All Or Nothing

Crowe Excelled – Then Flew The Nest

A cigarette card of Chris Crowe.

Nothing pleases us more than to dwell on great deeds performed by players in the famous gold and black but we are occasionally prompted to hark back to what the same individuals accomplished in different colours.

And one such case that came to our attention concerned Chris Crowe, the late forward who served at Molineux in the latter years under Stan Cullis.

It’s fair to say the Geordie was something of an oddity in as much as he was a Scotland schoolboy international and then, briefly, a full cap for England.
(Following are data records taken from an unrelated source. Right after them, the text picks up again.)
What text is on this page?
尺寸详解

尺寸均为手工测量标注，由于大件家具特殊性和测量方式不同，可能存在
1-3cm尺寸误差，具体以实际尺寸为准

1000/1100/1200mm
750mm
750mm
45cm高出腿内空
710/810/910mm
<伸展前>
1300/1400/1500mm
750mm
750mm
His talent was clearly spotted on both sides of the border and he also proceeded to display it in his prime in both the West Midlands and East Midlands.

Our gaze was averted to his unusual contribution to Nottingham Forest’s 1966-67 League title challenge – unusual because the three goals he scored that season all came in an October home victory over Manchester United, the side who eventually beat Johnny Carey’s team to the championship crown by relegating them to second place.

The seeds for Crowe’s epic afternoon were sown as early as the opening 30 seconds when he headed the game’s opening goal.

He added two more later on, including a penalty, for a side also including fellow scorer Frank Wignall and John Barnwell. Another man who was on the Molineux payroll before or after, Alan Hinton, was in the squad as well.

Crowe had shown himself to be a prolific marksman with Wolves in an 85-match stay containing 24 goals but he failed to find the target in any of the other Forest games he played 50 seasons ago.

And his all-or-nothing campaign led to him being transferred to Bristol City in the January, his stint across the region bringing him 12 goals in 73 matches in all.

Forest had an awesome home record in this season in question, winning 16 and drawing four of their 21 League games at the City Ground, where their only defeat came against Stoke.

They also reached the semi-final of the FA Cup, helped on their way when Hinton went on as an early substitute for Joe Baker in an epic 3-2 quarter-final home victory over Everton.

Crowe (left) and Fred Goodwin troubling John Lyall and other West Ham defenders on Wolves’ winning visit to Upton Park in August, 1962.

Wignall, Barnwell and Wayne Hennessey’s relative, Terry, a Forest and Wales captain, played in the defeat against eventual Cup winners Tottenham at the last-four stage at Hillsborough.

While Forest were finishing as double runners-up, Ronnie Allen’s Wolves were coming in behind champions Coventry in the Second Division.

The title Manchester United lifted in 1967 was their last in 26 long years.